Malang, 25 September 2025 – Universitas Negeri Malang (UM) kembali menegaskan peran strategisnya dalam menjawab tantangan nasional dan global melalui penyelenggaraan Seminar Nasional yang digelar oleh Program Studi Sarjana Terapan Perpustakaan Digital. Kegiatan yang mengangkat tema “Perpustakaan Digital sebagai Pusat Literasi dan Inovasi di Era Digital” ini tidak hanya sekadar diskusi akademis, melainkan sebuah deklarasi bahwa perpustakaan digital merupakan katalisator penting untuk mempercepat pencapaian Tujuan Pembangunan Berkelanjutan (SDGs), khususnya di bidang pendidikan, inovasi, dan kemitraan. Bertempat di Gedung Kuliah Bersama A20, Lantai 9 Universitas Negeri Malang.

Acara yang menghadirkan pakar, praktisi, dan akademisi dari seluruh Indonesia ini secara gamblang memetakan kontribusi nyata transformasi perpustakaan terhadap tiga pilar SDGs utama:

  • SDG 4: Pendidikan Berkualitas – Memperluas Akses dan Memperdalam Makna Literasi
    Seminar ini menekankan bahwa perpustakaan digital bukan sekadar memindahkan koleksi fisik ke bentuk digital. Lebih dari itu, ia adalah engine untuk mewujudkan Pendidikan Berkualitas. Melalui inovasi layanan digital, akses terhadap sumber ilmu pengetahuan yang berkualitas dapat menjangkau pelosok negeri, mendobrak batas geografis dan sosial ekonomi, yang sejalan dengan semangat SDG 4 untuk memastikan pendidikan yang inklusif dan berkeadilan.
  • SDG 9: Industri, Inovasi, dan Infrastruktur – Membangun Fondasi Informasi untuk NegeriTeknologi seperti artificial intelligence untuk katalogisasi, big data untuk analisis koleksi, dan platform digital yang user-friendly merupakan bentuk nyata inovasi infrastruktur informasi yang kuat dan inovatif ini menjadi fondasi bagi pertumbuhan industri, penelitian, dan pengembangan di berbagai sektor lainnya. 
  • SDG 17: Kemitraan untuk Mencapai Tujuan – Merajut Jejaring Kolaborasi
    Seminar nasional ini sendiri adalah wujud nyata dari SDG 17. Acara ini menjadi wadah pertemuan antara akademisi, praktisi, dan komunitas.

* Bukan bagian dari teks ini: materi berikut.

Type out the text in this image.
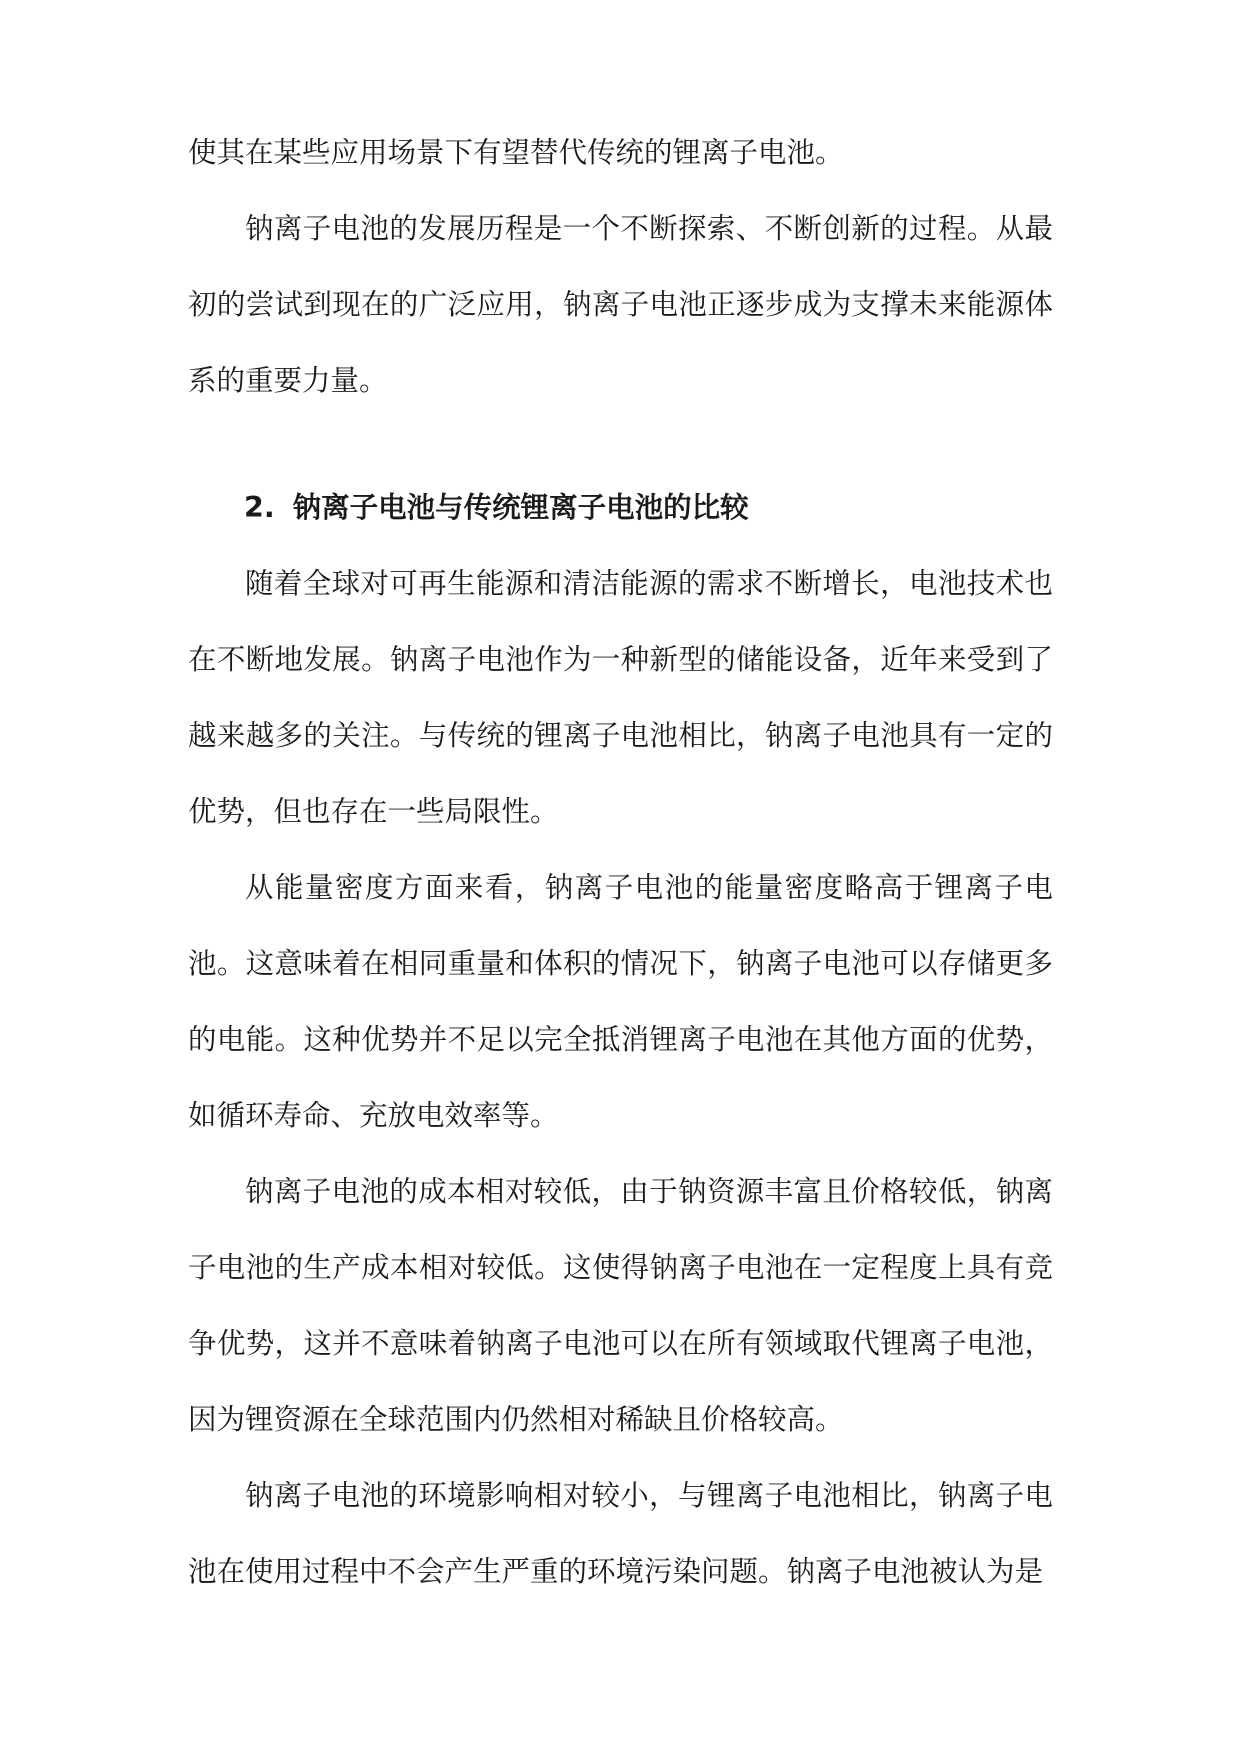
使其在某些应用场景下有望替代传统的锂离子电池。

钠离子电池的发展历程是一个不断探索、不断创新的过程。从最初的尝试到现在的广泛应用，钠离子电池正逐步成为支撑未来能源体系的重要力量。

2. 钠离子电池与传统锂离子电池的比较

随着全球对可再生能源和清洁能源的需求不断增长，电池技术也在不断地发展。钠离子电池作为一种新型的储能设备，近年来受到了越来越多的关注。与传统的锂离子电池相比，钠离子电池具有一定的优势，但也存在一些局限性。

从能量密度方面来看，钠离子电池的能量密度略高于锂离子电池。这意味着在相同重量和体积的情况下，钠离子电池可以存储更多的电能。这种优势并不足以完全抵消锂离子电池在其他方面的优势，如循环寿命、充放电效率等。

钠离子电池的成本相对较低，由于钠资源丰富且价格较低，钠离子电池的生产成本相对较低。这使得钠离子电池在一定程度上具有竞争优势，这并不意味着钠离子电池可以在所有领域取代锂离子电池，因为锂资源在全球范围内仍然相对稀缺且价格较高。

钠离子电池的环境影响相对较小，与锂离子电池相比，钠离子电池在使用过程中不会产生严重的环境污染问题。钠离子电池被认为是
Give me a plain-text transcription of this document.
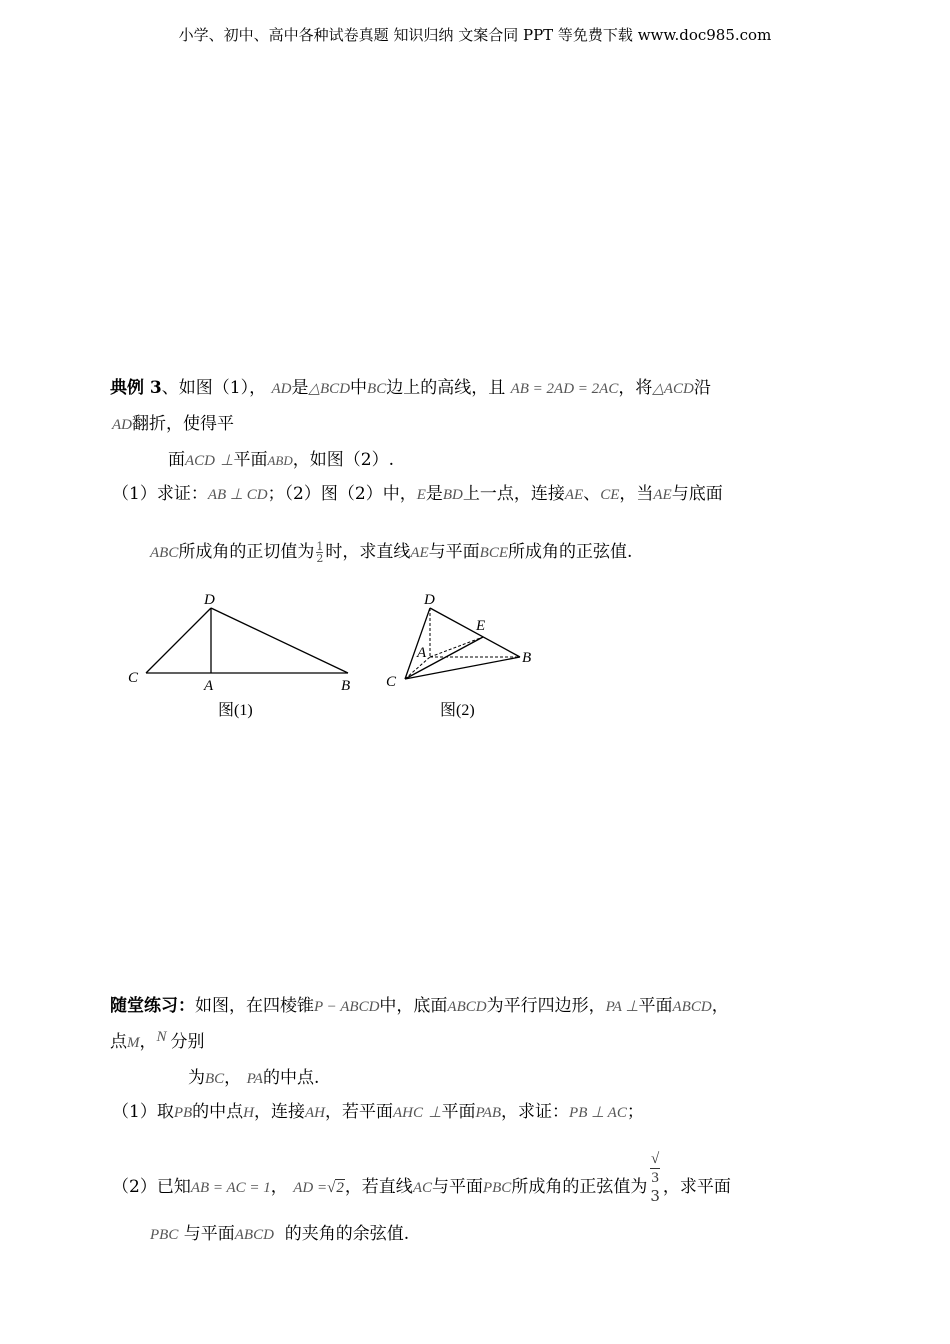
小学、初中、高中各种试卷真题 知识归纳 文案合同 PPT 等免费下载 www.doc985.com
典例 3、如图（1）， AD是△BCD中BC边上的高线，且 AB = 2AD = 2AC，将△ACD沿
AD翻折，使得平
面ACD ⊥平面ABD，如图（2）.
（1）求证：AB ⊥ CD；（2）图（2）中，E是BD上一点，连接AE、CE，当AE与底面
ABC所成角的正切值为 $\frac{1}{2}$ 时，求直线AE与平面BCE所成角的正弦值.
D
C	A	B
图(1)
D
E
A	B
C
图(2)
随堂练习：如图，在四棱锥P − ABCD中，底面ABCD为平行四边形，PA ⊥平面ABCD，
点M，N 分别
为BC， PA的中点.
（1）取PB的中点H，连接AH，若平面AHC ⊥平面PAB，求证：PB ⊥ AC；
（2）已知AB = AC = 1， AD =√2，若直线AC与平面PBC所成角的正弦值为
√
3
3 ，求平面
PBC 与平面ABCD 的夹角的余弦值.
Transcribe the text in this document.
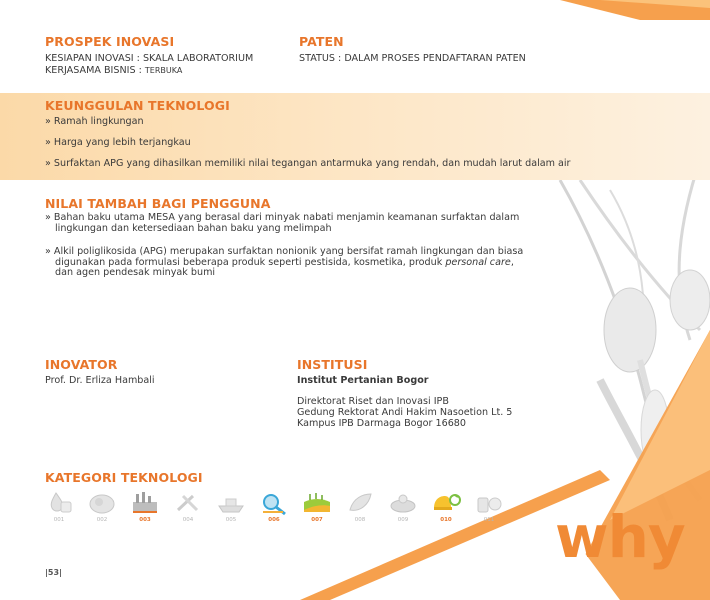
PROSPEK INOVASI
KESIAPAN INOVASI : SKALA LABORATORIUM
KERJASAMA BISNIS : TERBUKA
PATEN
STATUS : DALAM PROSES PENDAFTARAN PATEN
KEUNGGULAN TEKNOLOGI
» Ramah lingkungan
» Harga yang lebih terjangkau
» Surfaktan APG yang dihasilkan memiliki nilai tegangan antarmuka yang rendah, dan mudah larut dalam air
NILAI TAMBAH BAGI PENGGUNA
» Bahan baku utama MESA yang berasal dari minyak nabati menjamin keamanan surfaktan dalam
lingkungan dan ketersediaan bahan baku yang melimpah
» Alkil poliglikosida (APG) merupakan surfaktan nonionik yang bersifat ramah lingkungan dan biasa
digunakan pada formulasi beberapa produk seperti pestisida, kosmetika, produk personal care,
dan agen pendesak minyak bumi
INOVATOR
Prof. Dr. Erliza Hambali
INSTITUSI
Institut Pertanian Bogor
Direktorat Riset dan Inovasi IPB
Gedung Rektorat Andi Hakim Nasoetion Lt. 5
Kampus IPB Darmaga Bogor 16680
KATEGORI TEKNOLOGI
001	002	003	004	005	006	007	008	009	010	011 why
|53|
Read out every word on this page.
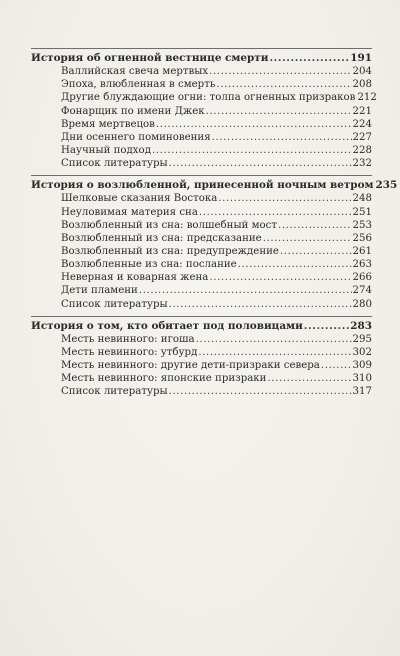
История об огненной вестнице смерти .....	191
Валлийская свеча мертвых .....	204
Эпоха, влюбленная в смерть .....	208
Другие блуждающие огни: толпа огненных призраков 212
Фонарщик по имени Джек .....	221
Время мертвецов .....	224
Дни осеннего поминовения .....	227
Научный подход .....	228
Список литературы .....	232
История о возлюбленной, принесенной ночным ветром 235
Шелковые сказания Востока .....	248
Неуловимая материя сна .....	251
Возлюбленный из сна: волшебный мост .....	253
Возлюбленный из сна: предсказание .....	256
Возлюбленный из сна: предупреждение .....	261
Возлюбленные из сна: послание .....	263
Неверная и коварная жена .....	266
Дети пламени .....	274
Список литературы .....	280
История о том, кто обитает под половицами .....	283
Месть невинного: игоша .....	295
Месть невинного: утбурд .....	302
Месть невинного: другие дети-призраки севера .....	309
Месть невинного: японские призраки .....	310
Список литературы .....	317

Transformasi menuju perpustakaan digital juga membawa dampak positif yang signifikan terhadap komitmen UM sebagai Green Campus. Setiap buku yang terdigitalisasi, setiap akses jurnal yang dilakukan secara online, pada dasarnya adalah upaya dekarbonisasi.

Dampak Green Campus yang dirasakan antara lain:

  • Pengurangan Jejak Karbon: Minimnya penggunaan kertas dan transportasi untuk mengakses koleksi fisik.
  • Efisiensi Energi dan Ruang: Perpustakaan digital yang terkelola dengan baik mengurangi kebutuhan ruang penyimpanan fisik yang memerlukan pencahayaan dan pendingin ruangan yang besar.
  • Akses Berkelanjutan: Informasi dapat diakses 24/7 tanpa merusak atau mengurangi sumber daya alam, menciptakan model pembangunan yang berkelanjutan.

Dengan demikian, seminar nasional ini tidak hanya berhasil membahas teori, tetapi juga menunjukkan jalan yang terang. Program Studi Sarjana Terapan Perpustakaan Digital UM memposisikan diri sebagai katalisator—pemercepat dan pemantik—yang melalui inovasi informasi dan literasi, turut membawa Indonesia selangkah lebih dekat mencapai SDGs, sekaligus membangun lingkungan kampus yang lebih hijau dan berkelanjutan.